Following appointments at UCLA (1958-1963) and Brandeis (1963-1965), and as a fellow of the Russian Research Center at Harvard (1965-1967), Halpern joined the faculty at UMass Amherst in 1967, earning promotion to full professor two years later. A prolific writer, Halpern continued research in both Yugoslavia and Laos for many years. He served as a member of the Mekong Seminar of the Southeast Asia Development Advisory Group (SEADAG) of the Asia Society between 1966 and 1970, studying the impact of dams on the Mekong River. In addition to time spent at the University of Graz, Austria following his retirement, he has held visiting professorships at several universities in Europe including the Arnold Bergstrasser Institute of the Albert-Ludwigs-Universitat, Freiburg, Germany (1970-1971). Later in his career, he branched out to study southeast Asian immigrant populations in New England. Halpern co-authored a book with his colleague Lucy Nguyen, then of the United Asia Learning Research Center at UMass, called Far east comes near. The book drew on their joint experience of teaching students of Southeast Asian origin at UMass. Halpern's interest in the history of anthropology was manifest in a special interest in the Polish ethnographer, Josef Obrebski. Halpern negotiated the placement of his papers at the UMass Archives, where they have been of interest to Polish scholars. The papers have been used as a basis not only for the Halperns' book The changing peasantry of Eastern Europe (Schenkman Publishing, 1976), but also for publications about Obrebski that have appeared in Polish. Halpern retired in 1992 and continues to reside in Amherst.

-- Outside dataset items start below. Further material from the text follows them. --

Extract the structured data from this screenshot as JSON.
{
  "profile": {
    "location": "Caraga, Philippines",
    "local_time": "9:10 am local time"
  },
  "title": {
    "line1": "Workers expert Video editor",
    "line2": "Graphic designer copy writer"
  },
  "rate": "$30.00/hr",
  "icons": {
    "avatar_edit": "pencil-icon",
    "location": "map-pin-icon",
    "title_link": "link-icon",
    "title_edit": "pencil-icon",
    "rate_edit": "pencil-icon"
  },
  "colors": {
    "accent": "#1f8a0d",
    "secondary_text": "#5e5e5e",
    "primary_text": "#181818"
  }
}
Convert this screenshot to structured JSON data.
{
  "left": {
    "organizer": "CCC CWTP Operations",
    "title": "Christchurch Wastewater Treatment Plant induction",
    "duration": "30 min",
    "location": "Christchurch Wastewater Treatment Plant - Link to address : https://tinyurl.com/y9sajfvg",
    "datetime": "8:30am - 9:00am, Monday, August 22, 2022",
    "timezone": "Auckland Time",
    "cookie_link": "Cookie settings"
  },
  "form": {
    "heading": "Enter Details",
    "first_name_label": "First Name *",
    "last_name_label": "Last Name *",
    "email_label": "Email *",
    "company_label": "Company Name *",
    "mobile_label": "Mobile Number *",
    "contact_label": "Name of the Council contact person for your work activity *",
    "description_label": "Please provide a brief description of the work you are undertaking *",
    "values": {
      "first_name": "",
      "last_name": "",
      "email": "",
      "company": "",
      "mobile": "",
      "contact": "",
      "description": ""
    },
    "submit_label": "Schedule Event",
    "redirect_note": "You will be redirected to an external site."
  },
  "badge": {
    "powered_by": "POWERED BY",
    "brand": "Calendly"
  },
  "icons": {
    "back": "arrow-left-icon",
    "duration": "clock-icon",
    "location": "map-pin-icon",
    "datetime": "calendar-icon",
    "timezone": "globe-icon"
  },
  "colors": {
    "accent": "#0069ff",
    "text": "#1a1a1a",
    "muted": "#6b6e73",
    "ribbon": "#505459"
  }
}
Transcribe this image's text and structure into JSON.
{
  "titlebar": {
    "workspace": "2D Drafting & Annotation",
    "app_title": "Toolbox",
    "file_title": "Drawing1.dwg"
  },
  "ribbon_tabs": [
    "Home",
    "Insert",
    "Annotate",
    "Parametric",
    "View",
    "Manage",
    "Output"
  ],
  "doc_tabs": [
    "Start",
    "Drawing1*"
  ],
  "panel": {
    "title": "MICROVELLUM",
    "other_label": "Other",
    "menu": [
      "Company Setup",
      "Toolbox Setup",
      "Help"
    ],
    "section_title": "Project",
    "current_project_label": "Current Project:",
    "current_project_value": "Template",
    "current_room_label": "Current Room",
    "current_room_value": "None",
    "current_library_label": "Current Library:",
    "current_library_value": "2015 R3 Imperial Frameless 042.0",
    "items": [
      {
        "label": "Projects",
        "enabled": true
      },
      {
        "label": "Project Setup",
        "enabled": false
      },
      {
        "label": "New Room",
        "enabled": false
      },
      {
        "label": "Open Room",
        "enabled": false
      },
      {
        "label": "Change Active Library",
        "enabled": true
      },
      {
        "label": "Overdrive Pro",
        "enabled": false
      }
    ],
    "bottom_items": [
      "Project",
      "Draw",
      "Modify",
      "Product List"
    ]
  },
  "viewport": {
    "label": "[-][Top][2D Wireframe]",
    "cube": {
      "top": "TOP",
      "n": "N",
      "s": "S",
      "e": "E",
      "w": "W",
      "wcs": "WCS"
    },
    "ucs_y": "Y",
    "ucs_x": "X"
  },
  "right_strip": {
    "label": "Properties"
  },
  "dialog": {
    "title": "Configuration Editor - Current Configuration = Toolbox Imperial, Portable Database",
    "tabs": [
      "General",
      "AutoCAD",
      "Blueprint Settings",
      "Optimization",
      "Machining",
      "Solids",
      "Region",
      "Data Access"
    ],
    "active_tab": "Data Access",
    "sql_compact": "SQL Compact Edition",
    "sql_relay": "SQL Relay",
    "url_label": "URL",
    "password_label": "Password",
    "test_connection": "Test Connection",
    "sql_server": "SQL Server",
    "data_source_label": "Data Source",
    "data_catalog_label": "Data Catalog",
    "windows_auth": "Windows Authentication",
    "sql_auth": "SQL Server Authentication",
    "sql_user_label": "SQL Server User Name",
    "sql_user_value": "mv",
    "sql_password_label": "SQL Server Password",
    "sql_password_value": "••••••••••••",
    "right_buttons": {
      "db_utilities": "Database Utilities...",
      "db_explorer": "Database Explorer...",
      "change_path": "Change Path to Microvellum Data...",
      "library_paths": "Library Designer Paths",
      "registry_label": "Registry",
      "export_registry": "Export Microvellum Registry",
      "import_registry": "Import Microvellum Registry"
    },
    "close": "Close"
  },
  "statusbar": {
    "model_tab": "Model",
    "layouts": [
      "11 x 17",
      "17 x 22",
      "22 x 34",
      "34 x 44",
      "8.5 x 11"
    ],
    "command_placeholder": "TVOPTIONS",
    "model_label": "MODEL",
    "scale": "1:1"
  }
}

Much of Halpern's research centered on the former Yugoslavia including specific work in the now independent countries of Serbia, Macedonia, Croatia, Bosnia and Slovenia. Besides the Eskimo, including the Inuit of Canada, and Hmong, he has worked with a variety of ethnic groups in the United States including Jewish communities in Western Massachusetts, Southeast Asians and South Slavs in North America. His research has been supported by the National Science Foundation, the National Institutes of Health, the National Endowment for the Humanities, the National Academy of Sciences and the Department of State Counterpoint Funds program. His books, monographs and articles have been published abroad in French, Croatian, German, Japanese, Macedonian, Serbian, Slovenian, and Spanish. His research has reflected active collaboration with German, Austrian, Inuit, Japanese, Serbian and Slovenian scholars. Halpern made a major donation of Balkan books and documents to UCLA, which was made into a 109 reel microfilm collection that has been made available to other libraries.
Halpern's photographic interests are reflected in three major exhibitions, each represented by a published catalog, on Laos, Bosnia and Obrebski. In addition, with the assistance of the Canadian government he organized a major showing, with a published catalog, of Inuit art and film.